A Capaccio resta in carica la vice sindaca, Maria Antonietta Di Filippo. E lo stesso vale per la Provincia di Salerno – guidata da Franco Alfieri dal 2022. «Abbiamo piena fiducia nella Magistratura dice il vicepresidente della Provincia Guzzo – con la certezza che Alfieri saprà dimostrare in tempi rapidi la sua totale estraneità ai fatti. Ci auguriamo che questo accada nel più breve tempo possibile conclude – ed esprimiamo la nostra vicinanza al presidente Alfieri a nome dell’intera amministrazione provinciale».

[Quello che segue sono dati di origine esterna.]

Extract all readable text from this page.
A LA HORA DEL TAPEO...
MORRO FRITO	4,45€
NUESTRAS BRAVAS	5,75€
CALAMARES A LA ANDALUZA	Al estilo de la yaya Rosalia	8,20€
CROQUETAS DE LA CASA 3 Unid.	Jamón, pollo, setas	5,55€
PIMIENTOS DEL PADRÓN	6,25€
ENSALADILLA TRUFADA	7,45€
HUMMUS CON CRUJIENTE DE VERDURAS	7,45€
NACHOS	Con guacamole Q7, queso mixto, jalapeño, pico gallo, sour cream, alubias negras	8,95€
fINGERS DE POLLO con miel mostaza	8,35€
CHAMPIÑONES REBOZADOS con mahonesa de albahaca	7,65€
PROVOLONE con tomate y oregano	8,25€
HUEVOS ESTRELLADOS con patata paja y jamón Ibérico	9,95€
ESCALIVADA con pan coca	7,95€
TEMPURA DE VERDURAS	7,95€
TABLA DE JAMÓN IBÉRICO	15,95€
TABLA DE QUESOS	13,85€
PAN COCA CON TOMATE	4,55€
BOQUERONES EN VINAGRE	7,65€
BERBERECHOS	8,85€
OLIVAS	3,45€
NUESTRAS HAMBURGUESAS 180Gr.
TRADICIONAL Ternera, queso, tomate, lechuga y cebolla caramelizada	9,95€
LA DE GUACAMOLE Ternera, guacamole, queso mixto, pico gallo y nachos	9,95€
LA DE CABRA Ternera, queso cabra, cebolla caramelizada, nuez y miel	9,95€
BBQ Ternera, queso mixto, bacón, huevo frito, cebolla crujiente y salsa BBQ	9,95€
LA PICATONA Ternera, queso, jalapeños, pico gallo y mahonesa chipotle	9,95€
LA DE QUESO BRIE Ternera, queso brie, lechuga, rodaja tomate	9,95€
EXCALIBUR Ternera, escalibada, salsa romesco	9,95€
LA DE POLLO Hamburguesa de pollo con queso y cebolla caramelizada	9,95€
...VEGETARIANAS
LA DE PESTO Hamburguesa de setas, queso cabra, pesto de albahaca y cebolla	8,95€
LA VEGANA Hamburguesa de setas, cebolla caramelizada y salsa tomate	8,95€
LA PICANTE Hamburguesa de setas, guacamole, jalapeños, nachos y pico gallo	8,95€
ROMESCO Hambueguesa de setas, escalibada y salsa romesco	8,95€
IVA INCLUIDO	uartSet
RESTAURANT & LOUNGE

Si appella agli organi inquirenti la vice sindaca di Capaccio affinché «si chiariscano i fatti in oggetto nel più breve tempo possibile soprattutto in considerazione delle necessità amministrative degli enti che Alfieri presiede». «Il sostegno incondizionato di tutta l’amministrazione precisa Di Filippo – conforta il mio pensiero sulla totale estraneità ai fatti a lui ascritti».
La sospensione dal partito
«La federazione di Salerno del Pd ha convocato la Commissione provinciale di garanzia, che ha deliberato l’immediata sospensione di Alfieri dall’anagrafe degli iscritti del partito, così come previsto dalle regole interne in relazione alla gravità dei reati contestati».